Fats have approximately 9 calories per gram, whereas proteins have approximately 4 calories per gram. Thus, by replacing fats in foods with proteins, a significant caloric saving is obtained. Diets high in fats are believed to lead to a variety of health disorders, including coronary artery disease and obesity. An added benefit obtained from replacing fats with proteins or other substances is an increased nutritional benefit, as well as reduction in the caloric content. However, for a fat substitute to be acceptable, it must be devoid of odors, flavors and colors which would render it unacceptable as a food additive or ingredient. In addition, there must be a tendency of the fat substitute to mimic the organoleptic qualities of a fat.

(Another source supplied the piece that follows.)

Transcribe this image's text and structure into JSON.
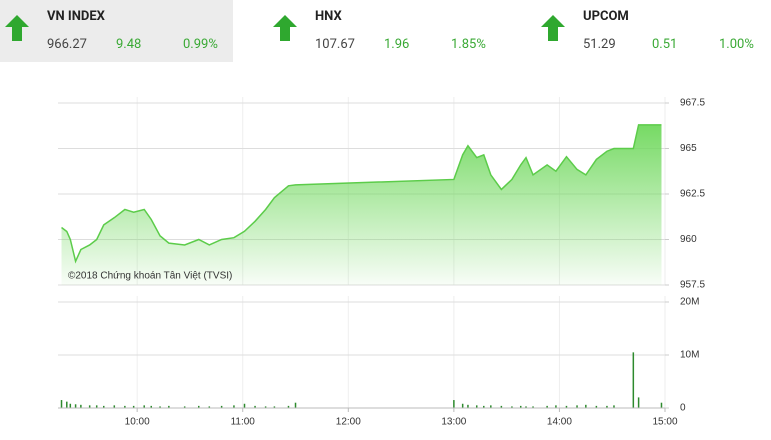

Organoleptic qualities are such traits as bland taste, creamy texture and mouth-feel, which are associated with the eating of a fat. The most important organoleptic attribute is mouth-feel. Mouth-feel consists of the collection of sensory impressions (e.g., smoothness, creaminess, grittiness, lubricity) which a substance creates in the mouth of an individual tasting the substance. Natural fats form a layer or coating on the tongue. This coating property, as well as the creamy, smooth texture of natural fats, must be reproduced by the fat substitute. Many fat substitutes provide the desired organoleptic properties only in particular food formulations.
Thus, a need remains in the food chemical and technology art for a fat substitute with a lower caloric count, high nutritional qualities, and fat-like organoleptic qualities, without undesirable odors, flavors and colors and which is versatile in regards to cooking conditions.